Cherif Kouachi also met Amedy Coulibaly between midnight and 1 a.m. on the eve of the January 7 attack, the official said.

The details were contained in leaked documents from the investigation and first published in French newspaper Le Monde on Tuesday. The report was confirmed to NBC News by a well placed government official speaking on condition of anonymity. The newspaper said it was the first time investigators have seen proof that the attacks on Charlie Hebdo and the kosher supermarket were linked.

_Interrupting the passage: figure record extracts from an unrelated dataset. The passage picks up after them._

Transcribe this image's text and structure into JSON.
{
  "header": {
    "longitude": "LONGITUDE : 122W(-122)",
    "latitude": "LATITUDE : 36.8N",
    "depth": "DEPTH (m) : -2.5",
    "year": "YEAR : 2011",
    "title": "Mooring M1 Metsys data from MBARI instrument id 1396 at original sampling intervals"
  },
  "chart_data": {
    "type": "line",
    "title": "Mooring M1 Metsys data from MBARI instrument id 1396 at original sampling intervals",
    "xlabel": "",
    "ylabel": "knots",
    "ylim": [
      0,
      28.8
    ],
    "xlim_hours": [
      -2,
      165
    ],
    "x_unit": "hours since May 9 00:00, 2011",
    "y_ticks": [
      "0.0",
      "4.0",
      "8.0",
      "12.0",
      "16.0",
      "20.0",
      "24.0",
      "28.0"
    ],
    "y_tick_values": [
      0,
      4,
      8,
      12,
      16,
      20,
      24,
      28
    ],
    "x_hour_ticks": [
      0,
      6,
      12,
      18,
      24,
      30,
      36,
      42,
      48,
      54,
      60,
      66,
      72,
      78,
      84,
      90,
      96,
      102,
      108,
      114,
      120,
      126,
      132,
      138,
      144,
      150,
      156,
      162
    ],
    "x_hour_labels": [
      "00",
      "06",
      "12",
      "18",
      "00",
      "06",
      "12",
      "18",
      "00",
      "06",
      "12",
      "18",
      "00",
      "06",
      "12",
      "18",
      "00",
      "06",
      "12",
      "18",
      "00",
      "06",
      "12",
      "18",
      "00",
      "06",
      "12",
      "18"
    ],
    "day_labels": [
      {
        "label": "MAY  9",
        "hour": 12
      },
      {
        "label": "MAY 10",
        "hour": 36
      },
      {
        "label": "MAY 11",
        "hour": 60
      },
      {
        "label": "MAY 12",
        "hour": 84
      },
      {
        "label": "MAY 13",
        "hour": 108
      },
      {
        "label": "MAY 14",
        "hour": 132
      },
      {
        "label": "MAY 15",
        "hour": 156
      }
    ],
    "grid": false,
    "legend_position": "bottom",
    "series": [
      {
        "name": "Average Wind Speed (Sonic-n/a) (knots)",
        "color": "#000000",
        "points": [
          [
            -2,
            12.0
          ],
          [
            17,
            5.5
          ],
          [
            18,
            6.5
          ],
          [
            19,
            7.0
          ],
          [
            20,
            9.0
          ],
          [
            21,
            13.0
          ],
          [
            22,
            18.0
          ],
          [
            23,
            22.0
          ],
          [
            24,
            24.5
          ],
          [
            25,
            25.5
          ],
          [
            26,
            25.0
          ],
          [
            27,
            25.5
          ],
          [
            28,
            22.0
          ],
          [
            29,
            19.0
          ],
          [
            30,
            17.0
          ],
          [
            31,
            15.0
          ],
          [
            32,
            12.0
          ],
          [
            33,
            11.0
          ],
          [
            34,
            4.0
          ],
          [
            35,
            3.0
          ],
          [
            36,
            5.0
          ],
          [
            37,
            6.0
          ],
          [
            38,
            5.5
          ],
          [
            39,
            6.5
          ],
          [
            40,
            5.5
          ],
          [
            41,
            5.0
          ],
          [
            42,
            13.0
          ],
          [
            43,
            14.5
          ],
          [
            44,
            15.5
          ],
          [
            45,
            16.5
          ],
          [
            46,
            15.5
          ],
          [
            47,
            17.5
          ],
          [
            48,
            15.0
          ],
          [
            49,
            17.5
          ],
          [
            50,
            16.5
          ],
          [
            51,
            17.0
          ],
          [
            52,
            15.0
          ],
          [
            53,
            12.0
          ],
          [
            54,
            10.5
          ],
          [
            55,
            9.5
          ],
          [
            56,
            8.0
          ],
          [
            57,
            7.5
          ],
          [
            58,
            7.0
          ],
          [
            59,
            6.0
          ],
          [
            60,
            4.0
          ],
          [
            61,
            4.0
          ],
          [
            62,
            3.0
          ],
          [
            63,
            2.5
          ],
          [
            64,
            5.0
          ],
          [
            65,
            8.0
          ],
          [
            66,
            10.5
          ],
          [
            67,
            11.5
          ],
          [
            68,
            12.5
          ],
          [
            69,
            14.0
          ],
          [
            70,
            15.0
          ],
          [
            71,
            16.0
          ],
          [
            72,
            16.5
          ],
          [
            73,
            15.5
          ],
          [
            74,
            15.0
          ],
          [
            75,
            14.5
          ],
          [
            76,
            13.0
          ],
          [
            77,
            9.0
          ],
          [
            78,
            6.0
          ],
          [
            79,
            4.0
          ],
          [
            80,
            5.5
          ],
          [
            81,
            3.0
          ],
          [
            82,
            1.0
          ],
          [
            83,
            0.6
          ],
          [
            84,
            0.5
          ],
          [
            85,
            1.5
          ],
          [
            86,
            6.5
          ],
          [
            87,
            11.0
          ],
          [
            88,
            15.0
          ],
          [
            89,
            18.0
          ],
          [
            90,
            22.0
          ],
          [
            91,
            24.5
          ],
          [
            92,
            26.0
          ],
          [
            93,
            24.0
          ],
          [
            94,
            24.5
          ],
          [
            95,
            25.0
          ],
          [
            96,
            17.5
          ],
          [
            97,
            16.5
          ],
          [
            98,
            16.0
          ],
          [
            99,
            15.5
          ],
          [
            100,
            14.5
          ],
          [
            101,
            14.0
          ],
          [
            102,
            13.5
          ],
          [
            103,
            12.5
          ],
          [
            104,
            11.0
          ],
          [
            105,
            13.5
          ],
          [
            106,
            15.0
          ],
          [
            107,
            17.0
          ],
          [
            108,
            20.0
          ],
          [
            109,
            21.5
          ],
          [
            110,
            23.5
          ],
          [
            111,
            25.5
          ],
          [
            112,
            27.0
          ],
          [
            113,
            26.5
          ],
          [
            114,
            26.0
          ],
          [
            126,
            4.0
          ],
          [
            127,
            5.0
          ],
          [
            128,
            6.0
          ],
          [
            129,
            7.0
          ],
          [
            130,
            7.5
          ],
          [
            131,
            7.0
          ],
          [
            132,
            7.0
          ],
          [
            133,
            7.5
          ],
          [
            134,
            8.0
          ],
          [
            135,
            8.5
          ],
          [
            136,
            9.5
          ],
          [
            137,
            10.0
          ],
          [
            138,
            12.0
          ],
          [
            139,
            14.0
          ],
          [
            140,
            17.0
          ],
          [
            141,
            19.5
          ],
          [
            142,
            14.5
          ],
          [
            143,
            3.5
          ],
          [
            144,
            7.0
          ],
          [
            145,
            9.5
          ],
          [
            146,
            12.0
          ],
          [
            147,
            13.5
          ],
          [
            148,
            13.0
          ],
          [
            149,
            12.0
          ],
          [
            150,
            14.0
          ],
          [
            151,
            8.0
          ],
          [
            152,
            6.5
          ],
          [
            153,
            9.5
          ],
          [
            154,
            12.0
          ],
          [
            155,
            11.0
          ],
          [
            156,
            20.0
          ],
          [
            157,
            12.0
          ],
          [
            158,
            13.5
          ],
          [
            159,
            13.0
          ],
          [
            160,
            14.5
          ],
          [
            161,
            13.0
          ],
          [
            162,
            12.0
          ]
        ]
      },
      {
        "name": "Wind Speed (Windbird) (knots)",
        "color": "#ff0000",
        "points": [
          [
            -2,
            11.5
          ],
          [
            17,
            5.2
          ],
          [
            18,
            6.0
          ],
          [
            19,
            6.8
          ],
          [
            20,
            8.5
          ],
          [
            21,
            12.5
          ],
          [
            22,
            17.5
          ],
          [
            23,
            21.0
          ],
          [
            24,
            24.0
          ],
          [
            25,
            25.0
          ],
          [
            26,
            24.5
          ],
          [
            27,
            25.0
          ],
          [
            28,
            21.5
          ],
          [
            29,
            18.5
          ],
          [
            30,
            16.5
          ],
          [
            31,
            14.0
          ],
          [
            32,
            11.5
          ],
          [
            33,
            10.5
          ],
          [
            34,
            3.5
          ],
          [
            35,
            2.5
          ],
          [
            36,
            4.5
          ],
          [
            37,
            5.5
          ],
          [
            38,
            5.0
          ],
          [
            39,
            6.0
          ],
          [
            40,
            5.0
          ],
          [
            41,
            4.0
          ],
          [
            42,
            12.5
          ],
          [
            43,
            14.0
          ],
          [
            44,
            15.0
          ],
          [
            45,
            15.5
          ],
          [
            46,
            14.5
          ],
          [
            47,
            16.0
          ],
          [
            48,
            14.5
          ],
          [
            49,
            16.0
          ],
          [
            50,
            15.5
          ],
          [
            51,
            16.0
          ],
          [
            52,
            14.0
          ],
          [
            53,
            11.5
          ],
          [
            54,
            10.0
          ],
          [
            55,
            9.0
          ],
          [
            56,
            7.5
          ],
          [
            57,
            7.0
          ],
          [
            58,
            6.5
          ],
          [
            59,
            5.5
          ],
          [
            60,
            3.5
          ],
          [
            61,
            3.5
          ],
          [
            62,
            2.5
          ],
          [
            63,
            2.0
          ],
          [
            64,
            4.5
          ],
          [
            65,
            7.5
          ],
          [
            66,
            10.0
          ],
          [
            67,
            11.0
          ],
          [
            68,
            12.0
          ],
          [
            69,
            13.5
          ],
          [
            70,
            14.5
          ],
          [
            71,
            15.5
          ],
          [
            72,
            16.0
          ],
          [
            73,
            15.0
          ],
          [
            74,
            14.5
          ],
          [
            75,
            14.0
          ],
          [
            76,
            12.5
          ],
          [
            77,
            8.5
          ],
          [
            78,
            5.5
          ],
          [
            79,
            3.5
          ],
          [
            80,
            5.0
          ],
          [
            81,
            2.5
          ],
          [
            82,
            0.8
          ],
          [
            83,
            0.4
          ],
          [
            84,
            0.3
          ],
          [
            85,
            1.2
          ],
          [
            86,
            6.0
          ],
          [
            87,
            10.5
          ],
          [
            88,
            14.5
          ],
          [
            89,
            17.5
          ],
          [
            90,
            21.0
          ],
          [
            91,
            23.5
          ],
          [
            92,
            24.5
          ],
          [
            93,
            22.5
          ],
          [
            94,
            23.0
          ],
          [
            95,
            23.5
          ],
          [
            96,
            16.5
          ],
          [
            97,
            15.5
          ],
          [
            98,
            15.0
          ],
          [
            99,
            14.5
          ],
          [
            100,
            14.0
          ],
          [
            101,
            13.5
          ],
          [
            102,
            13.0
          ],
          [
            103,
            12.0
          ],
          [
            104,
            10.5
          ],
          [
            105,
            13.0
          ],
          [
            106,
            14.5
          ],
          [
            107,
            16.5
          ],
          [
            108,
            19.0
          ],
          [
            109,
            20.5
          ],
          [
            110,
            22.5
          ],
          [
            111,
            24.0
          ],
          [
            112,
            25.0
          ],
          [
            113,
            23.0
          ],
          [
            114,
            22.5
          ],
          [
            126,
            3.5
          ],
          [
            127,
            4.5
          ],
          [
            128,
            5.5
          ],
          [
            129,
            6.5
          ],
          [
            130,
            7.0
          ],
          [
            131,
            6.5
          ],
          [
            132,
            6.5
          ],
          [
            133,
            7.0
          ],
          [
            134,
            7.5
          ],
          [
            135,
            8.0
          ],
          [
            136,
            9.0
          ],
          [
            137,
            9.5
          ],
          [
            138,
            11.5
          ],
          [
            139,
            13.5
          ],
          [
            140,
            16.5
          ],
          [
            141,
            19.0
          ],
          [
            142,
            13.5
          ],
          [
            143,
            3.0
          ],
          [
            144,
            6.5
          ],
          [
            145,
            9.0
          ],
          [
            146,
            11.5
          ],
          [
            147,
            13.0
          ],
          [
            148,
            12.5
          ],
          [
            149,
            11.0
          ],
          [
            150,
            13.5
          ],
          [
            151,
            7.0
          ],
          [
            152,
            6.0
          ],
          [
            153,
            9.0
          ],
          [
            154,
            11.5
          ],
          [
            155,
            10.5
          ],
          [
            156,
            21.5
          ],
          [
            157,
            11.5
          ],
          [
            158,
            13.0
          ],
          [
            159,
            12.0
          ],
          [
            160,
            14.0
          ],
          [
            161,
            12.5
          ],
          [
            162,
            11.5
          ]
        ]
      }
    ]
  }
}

Cherif Kouachi and his brother, Said, killed 12 people during the Charlie Hebdo attack which began at around 11:30 a.m. local time (5:30 a.m. ET). Coulibaly killed four hostages at a Paris kosher supermarket two days later while demanding the release of the Kouachi brothers who were by this time surrounded by police outside the capital. All three were killed in police raids.

According to the government official, a text message was sent at 10:19 a.m. from the home of Cherif Kouachi in the Paris suburb Gennevilliers. The cellphone account only ever sent six messages and was apparently opened specifically to coordinate the attack.

The details showed the operation was "a well-coordinated attack, " according to Alain Bauer, a professor of criminology at Paris' National Conservatory of Arts and Crafts. He told NBC News that Coulibaly was the leader — or "producer" — of the operation.

"Coulibaly decided which weapons to buy, where to get the money, buy the car, scope out the targets and coordinate the attack," said Bauer, who also advises the French authorities in criminology.